The RAG pipeline at a glance
A RAG system works in two phases. The offline phase prepares your documents for search. The online phase answers questions in real time. Both phases share the same embedding model, which is what makes the system work.
Let's walk through each step.
Step 1: Document ingestion
Before the system can answer questions about your data, it needs to read your data. Ingestion handles the conversion from whatever format your documents are in (PDF, Word, HTML, email, spreadsheet) into clean, searchable text.
This step is more complex than it sounds. PDFs are notoriously difficult — they're a visual format, not a text format. Tables, headers, multi-column layouts, and scanned documents all need different handling.
A typical ingestion pipeline:
- File type detection and routing
- Text extraction (with OCR for scanned documents)
- Table and structure preservation
- Metadata extraction (title, author, date, department)

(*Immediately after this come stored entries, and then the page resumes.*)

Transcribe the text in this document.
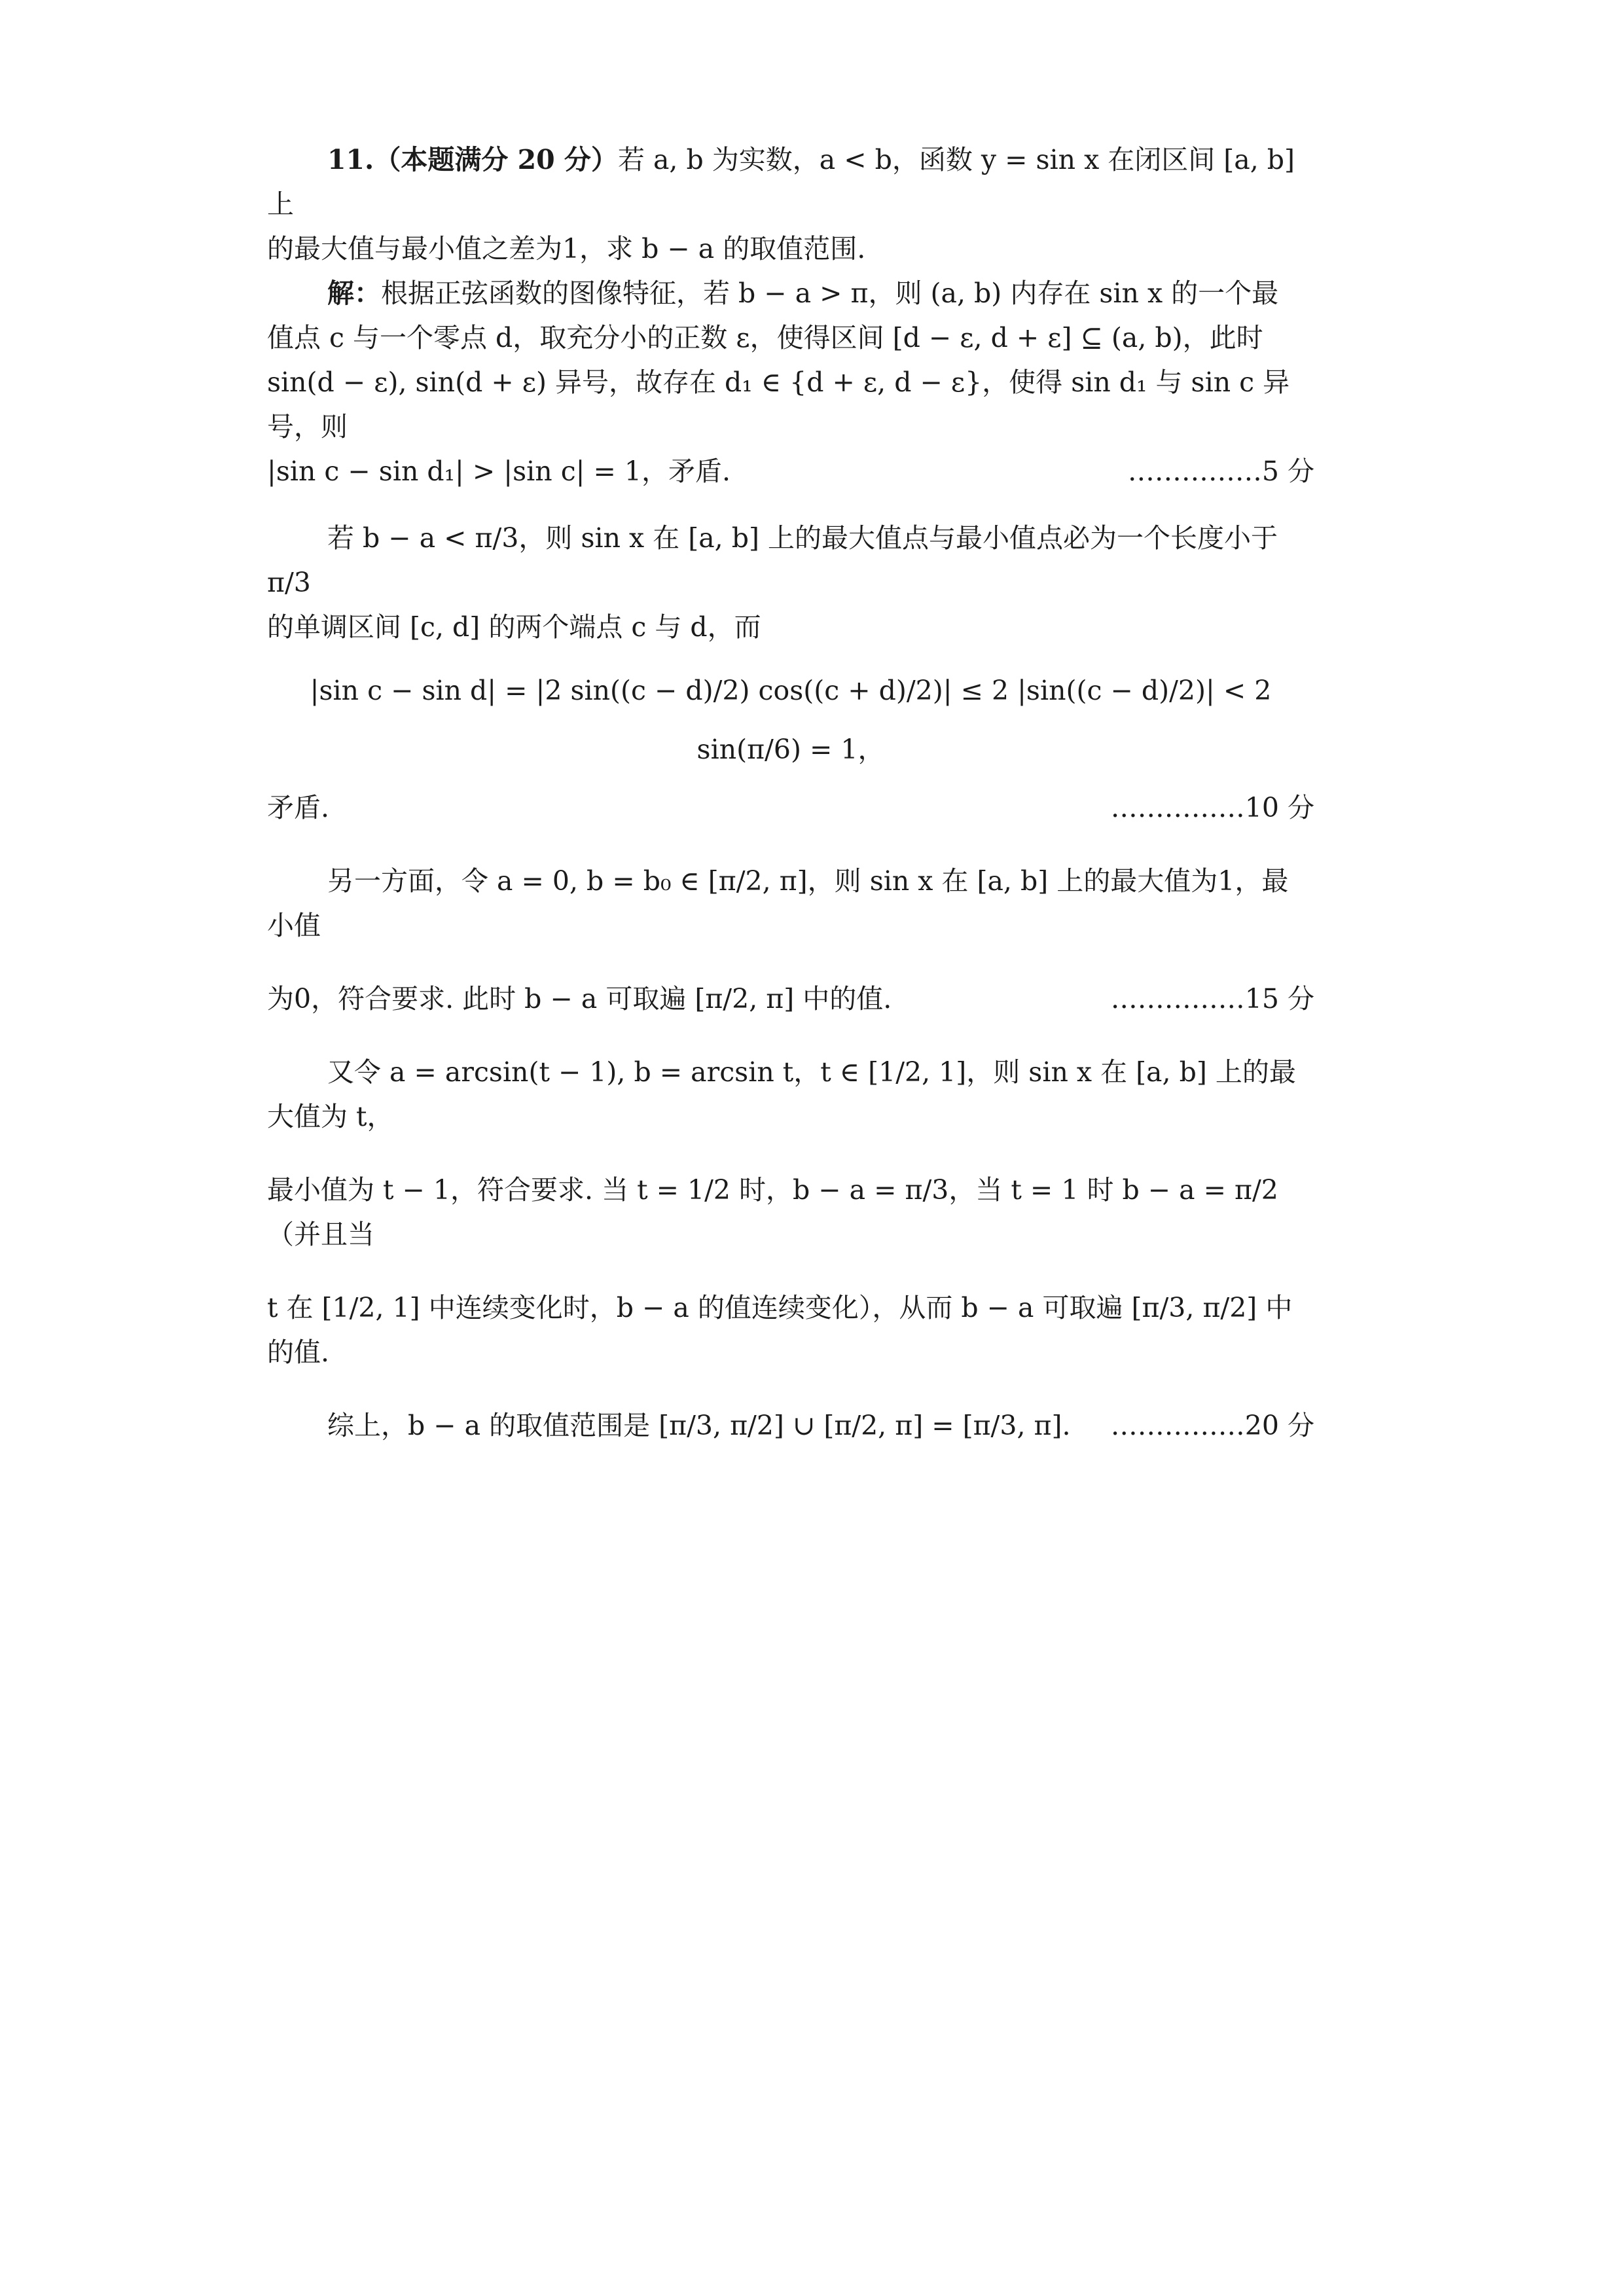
11.（本题满分 20 分）若 a, b 为实数，a < b，函数 y = sin x 在闭区间 [a, b] 上

的最大值与最小值之差为1，求 b − a 的取值范围.

解：根据正弦函数的图像特征，若 b − a > π，则 (a, b) 内存在 sin x 的一个最

值点 c 与一个零点 d，取充分小的正数 ε，使得区间 [d − ε, d + ε] ⊆ (a, b)，此时

sin(d − ε), sin(d + ε) 异号，故存在 d₁ ∈ {d + ε, d − ε}，使得 sin d₁ 与 sin c 异号，则

|sin c − sin d₁| > |sin c| = 1，矛盾.	……………5 分

若 b − a < π/3，则 sin x 在 [a, b] 上的最大值点与最小值点必为一个长度小于 π/3

的单调区间 [c, d] 的两个端点 c 与 d，而

|sin c − sin d| = |2 sin((c − d)/2) cos((c + d)/2)| ≤ 2 |sin((c − d)/2)| < 2 sin(π/6) = 1，

矛盾.	……………10 分

另一方面，令 a = 0, b = b₀ ∈ [π/2, π]，则 sin x 在 [a, b] 上的最大值为1，最小值

为0，符合要求. 此时 b − a 可取遍 [π/2, π] 中的值.	……………15 分

又令 a = arcsin(t − 1), b = arcsin t，t ∈ [1/2, 1]，则 sin x 在 [a, b] 上的最大值为 t，

最小值为 t − 1，符合要求. 当 t = 1/2 时，b − a = π/3，当 t = 1 时 b − a = π/2（并且当

t 在 [1/2, 1] 中连续变化时，b − a 的值连续变化），从而 b − a 可取遍 [π/3, π/2] 中的值.

综上，b − a 的取值范围是 [π/3, π/2] ∪ [π/2, π] = [π/3, π]. ……………20 分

- Cleaning — removing headers, footers, page numbers, watermarks
Common pitfall: Skipping proper ingestion and feeding raw PDF text into the system. The garbage-in, garbage-out principle applies hard here.
Step 2: Chunking
Once you have clean text, you split it into chunks — smaller pieces that can be individually indexed and retrieved. The chunk is the unit of retrieval. When someone asks a question, the system finds the most relevant chunks and passes them to the language model.

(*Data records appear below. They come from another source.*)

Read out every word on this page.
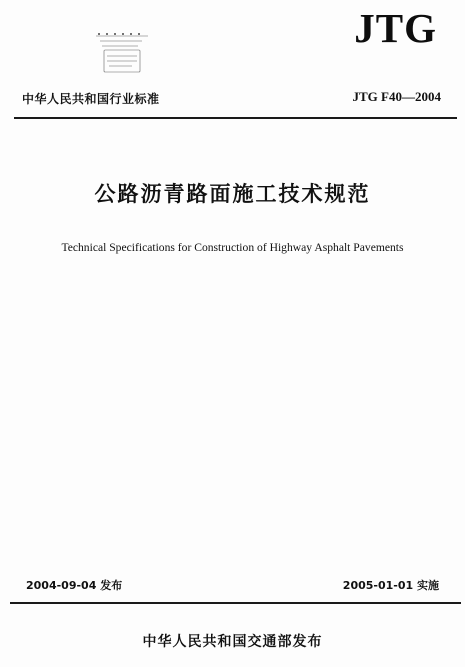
JTG
中华人民共和国行业标准	JTG F40—2004
公路沥青路面施工技术规范
Technical Specifications for Construction of Highway Asphalt Pavements
2004-09-04 发布	2005-01-01 实施
中华人民共和国交通部发布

Why chunk? Language models have context limits, and not every part of a 50-page document is relevant to every question. Chunking lets the system find just the relevant passages.
Chunking strategies:
- Fixed-size: Split every N tokens with M tokens of overlap. Simple and predictable.
- Sentence-based: Split on sentence boundaries. Preserves natural meaning units.
- Semantic: Use the embedding model to detect topic shifts and split accordingly. More expensive but better quality.
- Hierarchical: Create chunks at multiple levels (paragraph, section, document) and search across levels.
For most business use cases, sentence-based chunking with 500–800 token windows and 100 token overlap is a solid starting point.
Step 3: Embedding
Each chunk is converted into a vector — a list of numbers that represents its meaning. The embedding model maps text into a high-dimensional space where similar concepts are close together.
"How do I apply for leave?" and "What's the annual leave policy?" are different strings but similar in meaning. A good embedding model places them near each other in vector space, so when the system searches for one, it finds content relevant to both.
Embeddings are generated once during ingestion and stored in the vector database alongside the original text and metadata. At query time, the user's question is also embedded using the same model.
Step 4: Retrieval
This is where the magic happens. The system takes the query embedding and searches the vector database for the most similar chunk embeddings. The top-k results (usually 3–10) are returned as context for the language model.
Retrieval quality directly determines answer quality. If the system retrieves the wrong chunks, even the best language model can't produce a good answer.
Ways to improve retrieval:
- Hybrid search: Combine vector similarity with keyword matching (BM25). Catches both conceptual and exact-term matches.
- Re-ranking: Score the top-k results with a cross-encoder model that considers the query and each chunk together. More accurate but slower.
- Query expansion: Rephrase the user's question in multiple ways and search with all variations.
- Metadata filtering: Narrow results by department, document type, date range, or access level before vector search.
Step 5: Generation
The retrieved chunks are assembled into a prompt along with the user's question and a system instruction (e.g., "answer using only the provided context"). The language model generates a response grounded in that context.
The system prompt typically includes:
- Role and behaviour instructions
- The retrieved context passages
- The user's question
- Output format and citation requirements
- Instructions for when the answer isn't in the context ("say you don't know")
Post-generation, the system may add source citations, validate the response against the retrieved context, or apply additional guardrails before returning it to the user.
Putting it all together
The full flow looks like this:
- Your documents are processed, chunked, embedded, and stored (offline — happens once per document)
- A user asks a question
- The question is embedded and searched against the vector database
- The most relevant chunks are retrieved
- The chunks + question are sent to the LLM
- The LLM generates a sourced answer
- The answer is validated and returned to the user
Want the full architecture breakdown? Read RAG Systems Explained for component choices, trade-offs, and deployment considerations.
Key takeaways
- RAG has five core stages: ingest, chunk, embed, retrieve, generate.
- Each stage introduces quality trade-offs — the output is only as good as the weakest link.
- Chunking and retrieval are where most quality issues originate, not the language model.
- You can start with a simple pipeline and add sophistication (re-ranking, hybrid search) later.